In the United States, thousands of women give birth to children from rape-related pregnancies. But when rapists pursue parental rights, it forces rape survivors to maintain interactions with their attacker and inhibits their ability to properly heal. This psychological wound not only hurts the mother, but also makes it more difficult for her to properly raise her child. Further, rapists may use the threat of pursuing parental rights as a way to coerce the mother into not prosecuting rape.
Courts are reluctant to terminate parental rights without an explicit statute. Twenty three states, however, including Washington D.C., do not have an explicit statute that allows women to restrict the parental rights of men who impregnate them through rape. And of the 28 states that do, 20 require a conviction of rape.
To protect rape victims and their children, the Rape Survivor Child Custody Act incentivizes states to pass laws allowing women to petition for the termination of their attacker’s parental rights if there is clear evidence that the child was conceived through rape. Brown’s and Ayotte’s legislation would achieve this by making states eligible for additional Violence Against Women Act (VAWA) formula grants if they pass such an explicit statute. The award would be equal to or up to 10 percent more than what the state already receives in VAWA formula grants. To ensure these funds are helping rape victims, at least 75 percent would be used toward the Sexual Assault Services Program (SASP) which funds services for survivors of sexual and domestic violence.
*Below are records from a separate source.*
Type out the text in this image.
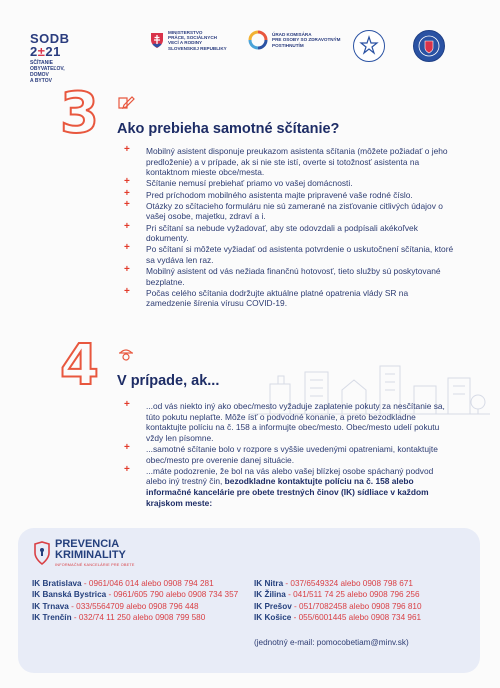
SODB
2±21
SČÍTANIE
OBYVATEĽOV,
DOMOV
A BYTOV
MINISTERSTVO
PRÁCE, SOCIÁLNYCH
VECÍ A RODINY
SLOVENSKEJ REPUBLIKY
ÚRAD KOMISÁRA
PRE OSOBY SO ZDRAVOTNÝM
POSTIHNUTÍM
3 Ako prebieha samotné sčítanie?
+ Mobilný asistent disponuje preukazom asistenta sčítania (môžete požiadať o jeho predloženie) a v prípade, ak si nie ste istí, overte si totožnosť asistenta na kontaktnom mieste obce/mesta.
+ Sčítanie nemusí prebiehať priamo vo vašej domácnosti.
+ Pred príchodom mobilného asistenta majte pripravené vaše rodné číslo.
+ Otázky zo sčítacieho formuláru nie sú zamerané na zisťovanie citlivých údajov o vašej osobe, majetku, zdraví a i.
+ Pri sčítaní sa nebude vyžadovať, aby ste odovzdali a podpísali akékoľvek dokumenty.
+ Po sčítaní si môžete vyžiadať od asistenta potvrdenie o uskutočnení sčítania, ktoré sa vydáva len raz.
+ Mobilný asistent od vás nežiada finančnú hotovosť, tieto služby sú poskytované bezplatne.
+ Počas celého sčítania dodržujte aktuálne platné opatrenia vlády SR na zamedzenie šírenia vírusu COVID-19.
4 V prípade, ak...
+ ...od vás niekto iný ako obec/mesto vyžaduje zaplatenie pokuty za nesčítanie sa, túto pokutu neplaťte. Môže ísť o podvodné konanie, a preto bezodkladne kontaktujte políciu na č. 158 a informujte obec/mesto. Obec/mesto udelí pokutu vždy len písomne.
+ ...samotné sčítanie bolo v rozpore s vyššie uvedenými opatreniami, kontaktujte obec/mesto pre overenie danej situácie.
+ ...máte podozrenie, že bol na vás alebo vašej blízkej osobe spáchaný podvod alebo iný trestný čin, bezodkladne kontaktujte políciu na č. 158 alebo informačné kancelárie pre obete trestných činov (IK) sídliace v každom krajskom meste:
PREVENCIA
KRIMINALITY
INFORMAČNÉ KANCELÁRIE PRE OBETE
IK Bratislava - 0961/046 014 alebo 0908 794 281
IK Banská Bystrica - 0961/605 790 alebo 0908 734 357
IK Trnava - 033/5564709 alebo 0908 796 448
IK Trenčín - 032/74 11 250 alebo 0908 799 580
IK Nitra - 037/6549324 alebo 0908 798 671
IK Žilina - 041/511 74 25 alebo 0908 796 256
IK Prešov - 051/7082458 alebo 0908 796 810
IK Košice - 055/6001445 alebo 0908 734 961
(jednotný e-mail: pomocobetiam@minv.sk)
The funds would also be used toward the Services, Trainers, Officers, Prosecutors (STOP) program, which funds training for the legal and criminal response to violence against women.
Among the endorsers of Brown’s and Ayotte’s legislation is the Rape, Abuse and Incest National Network (RAINN); National Alliance to End Sexual Violence; and National Taskforce to End Sexual and Domestic Violence Against Women.